Noch vor dem Frühstück fing Andreas an, die Platten zu beheben. Beide Reifen, die er gestern noch bearbeitet hat, waren wieder platt. Er musste nochmal ran, bevor er anfangen konnte, sich die Platten am Anhänger vorzunehmen.
Da Andreas erstmal eine ganze Weile beschäftigt sein würde, machte ich einen langen Spaziergang mit Casper. Nach dem Spaziergang verbrachte ich nochmal genau so lange, um das ganze Zeug aus Caspers Fell herauszukämmen, das er sich eingefangen hatte, als er sein Geschäft verrichtete.
Andreas unterbrach die Arbeiten an den Reifen für das Frühstück und machte hinterher weiter.

Die Leute von der Autobahnmeisterei erlaubten uns, die Toilette im Gebäude zu benutzen und auch, dass wir den Wasserkocher an einer Steckdose anschlossen. Das war schon sehr viel wert.

Andreas arbeitete ruhig und konzentriert an den Reifen, aber er war auch etwas niedergeschlagen. An einem der Schläuche musste er ganze sechs Löcher flicken!!


Um die Zugmaschine aufzubocken, benutzt er immer diese Stützen, die normalerweise für den Hänger gebraucht werden. Weil mit den Stützen die Reifen nicht weit genug in der Luft hängen, muss unser Buch meist auch noch herhalten.

Die Mittagspause verbrachten wir bei einer kleinen Kirche. Die hatte an der Seite nämlich auch noch eine Toilette. Und in dem Raum, in dem sich die Toilett befand, gab es auch eine Steckdose und Wasser vom Wasserhahn. So konnten wir Wasser für die Nudeln heiß machen und außerdem unseren Trinkwasservorrat wieder auffüllen.
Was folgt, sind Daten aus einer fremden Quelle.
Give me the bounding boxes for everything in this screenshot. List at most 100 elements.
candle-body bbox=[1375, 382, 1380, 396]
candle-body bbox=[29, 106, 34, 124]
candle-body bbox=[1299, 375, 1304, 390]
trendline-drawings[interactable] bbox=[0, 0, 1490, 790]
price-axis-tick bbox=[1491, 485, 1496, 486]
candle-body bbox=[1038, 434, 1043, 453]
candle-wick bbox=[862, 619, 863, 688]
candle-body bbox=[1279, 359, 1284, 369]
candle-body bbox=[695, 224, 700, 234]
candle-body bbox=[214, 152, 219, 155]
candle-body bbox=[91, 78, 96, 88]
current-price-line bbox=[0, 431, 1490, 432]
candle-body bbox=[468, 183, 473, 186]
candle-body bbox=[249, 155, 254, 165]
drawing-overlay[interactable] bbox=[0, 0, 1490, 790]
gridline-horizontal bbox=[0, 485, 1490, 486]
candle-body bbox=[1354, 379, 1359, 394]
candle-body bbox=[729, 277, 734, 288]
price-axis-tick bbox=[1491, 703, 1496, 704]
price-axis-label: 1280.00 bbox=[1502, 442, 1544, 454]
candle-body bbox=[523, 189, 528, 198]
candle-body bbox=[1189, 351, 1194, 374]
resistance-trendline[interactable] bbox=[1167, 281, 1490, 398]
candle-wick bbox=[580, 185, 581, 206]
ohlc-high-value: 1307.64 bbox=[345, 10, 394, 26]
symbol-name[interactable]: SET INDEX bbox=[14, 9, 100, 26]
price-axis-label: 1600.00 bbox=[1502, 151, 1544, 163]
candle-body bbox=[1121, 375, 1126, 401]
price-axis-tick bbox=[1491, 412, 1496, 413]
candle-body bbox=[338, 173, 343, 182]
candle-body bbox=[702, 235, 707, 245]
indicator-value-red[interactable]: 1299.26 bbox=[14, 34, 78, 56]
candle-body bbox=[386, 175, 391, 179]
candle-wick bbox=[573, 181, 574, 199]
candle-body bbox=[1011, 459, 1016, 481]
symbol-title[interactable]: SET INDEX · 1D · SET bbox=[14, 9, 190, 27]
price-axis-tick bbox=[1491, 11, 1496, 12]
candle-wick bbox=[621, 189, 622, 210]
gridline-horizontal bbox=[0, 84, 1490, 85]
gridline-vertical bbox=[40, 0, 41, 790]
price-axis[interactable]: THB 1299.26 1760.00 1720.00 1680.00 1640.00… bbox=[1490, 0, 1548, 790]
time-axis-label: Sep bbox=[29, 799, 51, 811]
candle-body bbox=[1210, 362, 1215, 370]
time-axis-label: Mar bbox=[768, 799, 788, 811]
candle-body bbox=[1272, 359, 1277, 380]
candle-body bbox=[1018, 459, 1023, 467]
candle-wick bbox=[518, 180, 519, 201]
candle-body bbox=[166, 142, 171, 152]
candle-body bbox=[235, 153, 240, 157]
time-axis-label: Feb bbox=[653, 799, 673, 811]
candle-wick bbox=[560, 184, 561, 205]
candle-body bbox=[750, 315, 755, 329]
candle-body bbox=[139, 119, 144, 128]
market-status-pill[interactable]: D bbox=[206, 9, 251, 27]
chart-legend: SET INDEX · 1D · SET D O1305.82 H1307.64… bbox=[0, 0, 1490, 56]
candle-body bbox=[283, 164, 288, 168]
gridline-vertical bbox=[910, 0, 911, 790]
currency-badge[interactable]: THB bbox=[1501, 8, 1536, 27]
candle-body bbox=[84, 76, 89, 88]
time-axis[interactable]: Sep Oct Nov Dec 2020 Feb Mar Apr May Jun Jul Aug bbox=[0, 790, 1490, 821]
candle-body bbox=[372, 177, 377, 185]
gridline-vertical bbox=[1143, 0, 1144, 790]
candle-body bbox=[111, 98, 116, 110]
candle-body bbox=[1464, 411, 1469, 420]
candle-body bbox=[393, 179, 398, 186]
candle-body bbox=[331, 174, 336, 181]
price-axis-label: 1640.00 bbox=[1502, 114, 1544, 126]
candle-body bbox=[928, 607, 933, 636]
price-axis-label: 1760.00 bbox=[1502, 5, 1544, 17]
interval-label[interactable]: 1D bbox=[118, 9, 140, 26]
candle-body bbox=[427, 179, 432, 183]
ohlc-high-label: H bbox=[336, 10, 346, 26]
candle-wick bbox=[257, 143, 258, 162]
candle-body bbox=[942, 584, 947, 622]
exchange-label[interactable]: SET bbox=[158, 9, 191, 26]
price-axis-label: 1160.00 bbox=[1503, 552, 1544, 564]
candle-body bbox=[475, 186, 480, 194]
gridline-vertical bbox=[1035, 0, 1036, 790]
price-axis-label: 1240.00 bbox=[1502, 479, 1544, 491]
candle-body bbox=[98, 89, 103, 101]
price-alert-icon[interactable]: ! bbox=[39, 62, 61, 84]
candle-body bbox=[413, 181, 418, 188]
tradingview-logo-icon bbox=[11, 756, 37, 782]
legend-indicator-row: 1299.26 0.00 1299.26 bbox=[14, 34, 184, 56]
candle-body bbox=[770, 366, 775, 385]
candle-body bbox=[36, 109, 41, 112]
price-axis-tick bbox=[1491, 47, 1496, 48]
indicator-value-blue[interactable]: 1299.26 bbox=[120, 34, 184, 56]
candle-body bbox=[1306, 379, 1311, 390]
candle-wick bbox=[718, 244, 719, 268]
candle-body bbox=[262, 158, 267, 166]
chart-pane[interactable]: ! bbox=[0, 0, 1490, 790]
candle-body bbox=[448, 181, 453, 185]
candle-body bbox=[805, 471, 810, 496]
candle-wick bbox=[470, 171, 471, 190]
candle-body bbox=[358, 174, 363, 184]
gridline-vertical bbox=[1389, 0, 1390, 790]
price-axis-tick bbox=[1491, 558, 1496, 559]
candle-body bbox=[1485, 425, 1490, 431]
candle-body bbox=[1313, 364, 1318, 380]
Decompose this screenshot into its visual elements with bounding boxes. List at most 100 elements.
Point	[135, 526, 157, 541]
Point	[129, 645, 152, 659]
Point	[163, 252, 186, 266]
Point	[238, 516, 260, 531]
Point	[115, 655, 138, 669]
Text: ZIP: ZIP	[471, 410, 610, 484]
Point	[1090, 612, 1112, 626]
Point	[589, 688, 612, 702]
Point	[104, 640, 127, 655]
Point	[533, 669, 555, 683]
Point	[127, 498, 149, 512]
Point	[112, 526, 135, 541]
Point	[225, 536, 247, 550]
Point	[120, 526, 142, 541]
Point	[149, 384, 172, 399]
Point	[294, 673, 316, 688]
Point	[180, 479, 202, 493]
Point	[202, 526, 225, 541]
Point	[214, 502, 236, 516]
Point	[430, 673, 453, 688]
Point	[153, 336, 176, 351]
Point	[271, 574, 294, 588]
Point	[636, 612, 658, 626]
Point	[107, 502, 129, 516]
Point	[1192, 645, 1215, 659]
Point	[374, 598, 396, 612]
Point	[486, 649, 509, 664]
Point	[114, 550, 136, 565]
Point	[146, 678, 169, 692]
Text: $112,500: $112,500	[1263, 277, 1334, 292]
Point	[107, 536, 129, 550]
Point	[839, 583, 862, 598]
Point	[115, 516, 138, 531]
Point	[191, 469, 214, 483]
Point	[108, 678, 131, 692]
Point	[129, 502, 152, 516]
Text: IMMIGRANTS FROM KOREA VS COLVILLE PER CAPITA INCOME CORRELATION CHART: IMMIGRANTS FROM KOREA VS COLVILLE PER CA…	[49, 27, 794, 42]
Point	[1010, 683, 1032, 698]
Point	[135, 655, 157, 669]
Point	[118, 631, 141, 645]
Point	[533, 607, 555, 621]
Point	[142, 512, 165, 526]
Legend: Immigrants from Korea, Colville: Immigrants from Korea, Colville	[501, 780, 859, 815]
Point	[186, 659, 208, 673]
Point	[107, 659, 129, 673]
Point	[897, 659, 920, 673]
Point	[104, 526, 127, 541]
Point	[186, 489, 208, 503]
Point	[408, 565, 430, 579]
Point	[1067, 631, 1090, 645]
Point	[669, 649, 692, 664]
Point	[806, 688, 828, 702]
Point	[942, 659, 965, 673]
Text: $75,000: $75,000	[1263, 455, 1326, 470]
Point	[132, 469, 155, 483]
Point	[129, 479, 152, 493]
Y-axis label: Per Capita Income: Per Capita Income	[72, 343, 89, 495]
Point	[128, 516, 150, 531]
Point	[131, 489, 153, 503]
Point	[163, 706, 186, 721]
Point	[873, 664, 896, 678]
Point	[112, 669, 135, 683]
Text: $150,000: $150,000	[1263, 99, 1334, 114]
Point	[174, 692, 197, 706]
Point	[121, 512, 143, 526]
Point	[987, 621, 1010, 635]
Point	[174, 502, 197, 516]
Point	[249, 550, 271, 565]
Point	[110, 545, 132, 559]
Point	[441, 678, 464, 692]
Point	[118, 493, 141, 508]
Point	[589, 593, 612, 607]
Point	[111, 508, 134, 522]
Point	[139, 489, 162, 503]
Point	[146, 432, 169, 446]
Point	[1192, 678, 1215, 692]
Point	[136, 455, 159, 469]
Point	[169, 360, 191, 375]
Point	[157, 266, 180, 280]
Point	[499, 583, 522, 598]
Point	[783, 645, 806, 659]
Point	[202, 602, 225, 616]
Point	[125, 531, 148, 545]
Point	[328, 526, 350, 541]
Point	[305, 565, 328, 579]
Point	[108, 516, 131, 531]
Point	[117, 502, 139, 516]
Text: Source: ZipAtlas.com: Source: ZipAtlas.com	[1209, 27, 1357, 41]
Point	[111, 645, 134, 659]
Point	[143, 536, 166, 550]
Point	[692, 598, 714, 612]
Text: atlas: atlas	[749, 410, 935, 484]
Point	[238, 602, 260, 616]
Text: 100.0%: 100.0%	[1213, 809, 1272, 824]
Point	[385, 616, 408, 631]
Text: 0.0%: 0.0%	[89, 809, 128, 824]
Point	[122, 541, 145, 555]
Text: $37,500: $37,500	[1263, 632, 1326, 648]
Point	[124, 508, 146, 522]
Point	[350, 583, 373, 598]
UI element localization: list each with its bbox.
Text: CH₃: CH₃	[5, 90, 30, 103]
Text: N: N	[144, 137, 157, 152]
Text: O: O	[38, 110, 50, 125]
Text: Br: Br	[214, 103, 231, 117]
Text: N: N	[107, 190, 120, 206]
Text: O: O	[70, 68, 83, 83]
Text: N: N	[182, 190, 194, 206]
Als wir nach der Mittagspause wieder starten wollten, sah Andreas, dass vorne links schon wieder ein Reifen platt war. Also hieß es erneut, Zugmaschine aufbocken, Mantel runter, nach Dornen absuchen und neuen Schlauch rein. Andreas fand tatsächlich an der Mantelinnenseite diverse spitze Stellen. Die hatte er wohl gestern übersehen.
Zum Glück blieb es bei dem einen Platten heute. Wir freuten uns über jeden Kilometer, den wir weiter kamen. Am Ende des Tages waren es dann 79 Kilometer. Gar nicht schlecht, wenn man bedenkt, dass die Reparaturen erst gegen Mittag beendet waren und wir nachmittags ja nochmal einen Platten hatten.
Einen Schlafplatz zu finden, gestaltete sich dann doch noch etwas schwierig. Wir hatten zuerst einen schönen Platz entdeckt, bei dem es sogar Steckdosen extra für E-bikes gab. Ich sprach eine Frau an, ob sie meinte, dass wir hier stehen könnten. Sie riet mir entschieden ab. Es gäbe Leute, die hier abends und nachts Drogen konsumierten und verkauften. Außerdem wäre die Gefahr groß, dass etwas gestohlen würde.
Sie empfahl mir den Platz gegenüber des Polizeigebäudes. Aber als wir dort mit verschiedenen Leuten sprachen, waren sie trotzdem ein bisschen sketptisch, ob morgen früh noch alles da sein würde.
Die Polizisten, die gerade zum Dienst kamen, überlegten auch, wo wir unser Fahrzeug sicher abstellen könnten. Es wurden sogar mehrere Telefonate geführt, um das abzuklären.
Am Ende wurde uns erlaubt, unser Fahrzeug auf dem eingezäunten Spielplatz direkt gegenüber der Polizei abzustellen. Morgen früh um 8 Uhr sollen wir wieder draußen sein, können aber natürlich noch außerhalb des Spielplatzes weiter stehen, um zu frühstücken etc.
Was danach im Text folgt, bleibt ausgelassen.